Morto Giuseppe Ferrara, regista di “Cento giorni a Palermo” e “Il caso Moro”

Giuseppe Ferrara se n’è andato. Il grande regista d’inchiesta è morto sabato 25 giugno 2016 a causa di un attacco...

una scena de "Il caso Moro"

Giuseppe Ferrara se n’è andato. Il grande regista d’inchiesta è morto sabato 25 giugno 2016 a causa di un attacco di cuore. Avrebbe compiuto ottantaquattro anni il 15 luglio.

Nato a Castelfiorentino (FI) nel luglio 1932, già al liceo si fa notare per quell’indole polemica e contestatrice (la prova di maturità sarà costretto a sostenerla fuori sede) che lo accompagnerà nel corso della sua lunga carriera di regista.

Nel 1949 fonda un cineclub, che propone e analizza criticamente i recenti prodotti del Neorealismo. Tuttavia, la sua attività viene fortemente osteggiata dal governo in carica e, per via del suo carattere di “novità”, verrà considerata “sovversiva”.

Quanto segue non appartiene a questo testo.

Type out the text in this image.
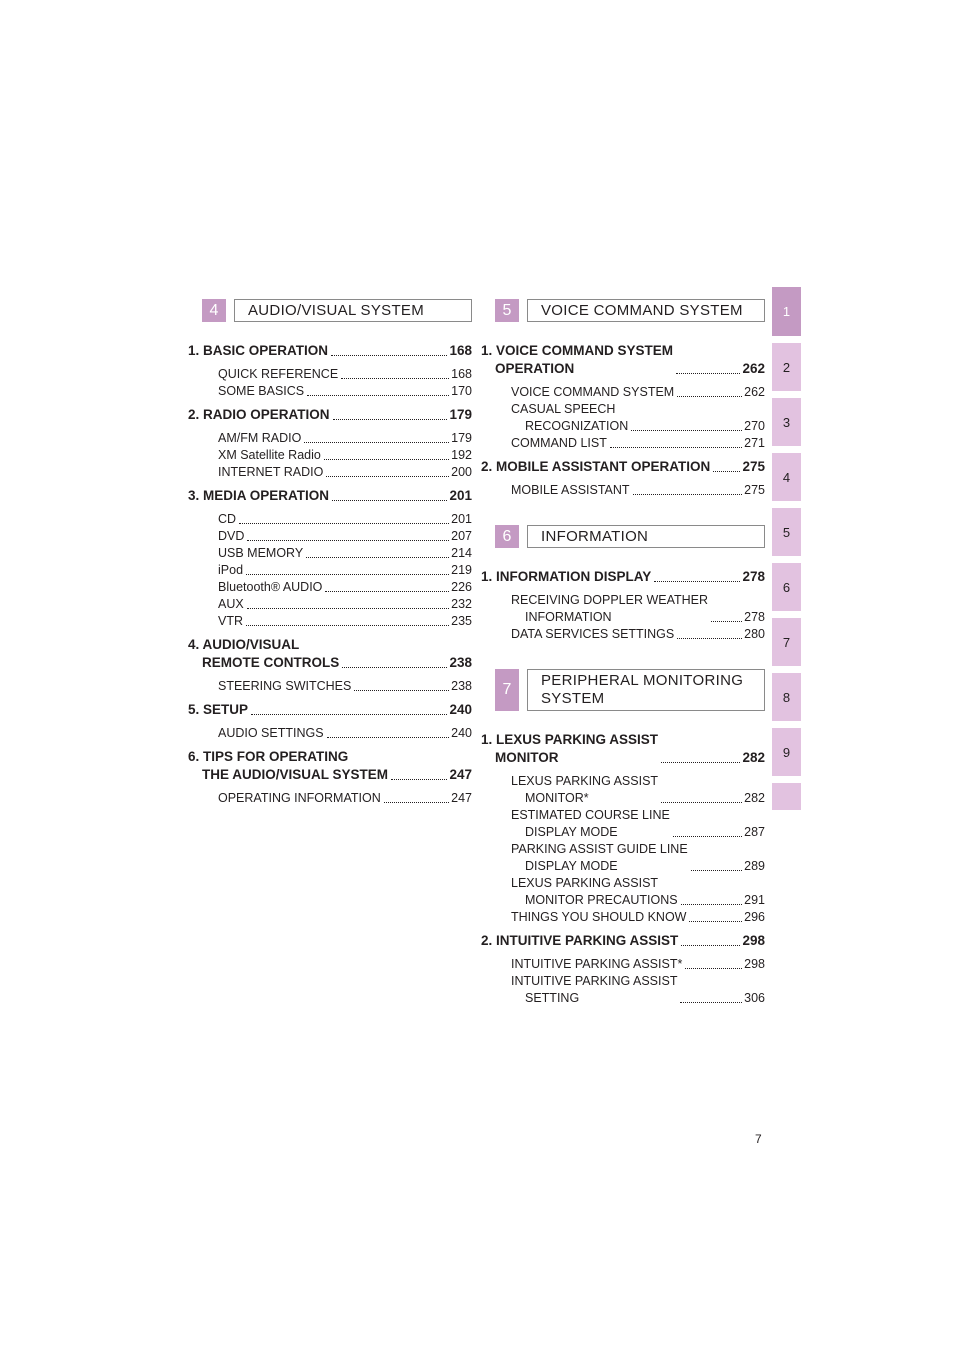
4	AUDIO/VISUAL SYSTEM
1. BASIC OPERATION	168
QUICK REFERENCE	168
SOME BASICS	170
2. RADIO OPERATION	179
AM/FM RADIO	179
XM Satellite Radio	192
INTERNET RADIO	200
3. MEDIA OPERATION	201
CD	201
DVD	207
USB MEMORY	214
iPod	219
Bluetooth® AUDIO	226
AUX	232
VTR	235
4. AUDIO/VISUAL
REMOTE CONTROLS	238
STEERING SWITCHES	238
5. SETUP	240
AUDIO SETTINGS	240
6. TIPS FOR OPERATING
THE AUDIO/VISUAL SYSTEM	247
OPERATING INFORMATION	247
5	VOICE COMMAND SYSTEM
1. VOICE COMMAND SYSTEM
OPERATION	262
VOICE COMMAND SYSTEM	262
CASUAL SPEECH
RECOGNIZATION	270
COMMAND LIST	271
2. MOBILE ASSISTANT OPERATION 275
MOBILE ASSISTANT	275
6	INFORMATION
1. INFORMATION DISPLAY	278
RECEIVING DOPPLER WEATHER
INFORMATION	278
DATA SERVICES SETTINGS	280
7
PERIPHERAL MONITORING
SYSTEM
1. LEXUS PARKING ASSIST
MONITOR	282
LEXUS PARKING ASSIST
MONITOR*	282
ESTIMATED COURSE LINE
DISPLAY MODE	287
PARKING ASSIST GUIDE LINE
DISPLAY MODE	289
LEXUS PARKING ASSIST
MONITOR PRECAUTIONS	291
THINGS YOU SHOULD KNOW	296
2. INTUITIVE PARKING ASSIST	298
INTUITIVE PARKING ASSIST*	298
INTUITIVE PARKING ASSIST
SETTING	306
1
2
3
4
5
6
7
8
9
7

Nel ’51 approda all’Università di Firenze, dove, nel ’55, si laurea in Lettere (il suo relatore è il grande storico della letteratura e critico letterario Roberto Longhi) con una tesi riguardante il “Nuovo Cinema Italiano”.

Nel ’56 si trasferisce a Roma per frequentare il corso di regia al Centro Sperimentale di Cinematografia. Durante le sue brevi “licenze” in Toscana comincerà a mettere in pratica quanto appreso nella capitale realizzando due corti in 16mm: Porto Canale e L’amata alla finestra. Entrambi i lavori riceveranno vari riconoscimenti ufficiali.

Tuttavia, una volta conseguito il diploma di regia (nel ‘59) fatica a trovare sbocchi interessanti, anche per via delle sue idee politiche piuttosto chiare e manifeste. Nei suoi periodici ritorni in Toscana, all’interno di un progetto sulla Resistenza, gira Brigata partigiana, documentario che per la prima volta vede mescolarsi immagini ricostruite con materiali di repertorio, fusione che diverrà la caratteristica fondamentale e peculiare del suo stile.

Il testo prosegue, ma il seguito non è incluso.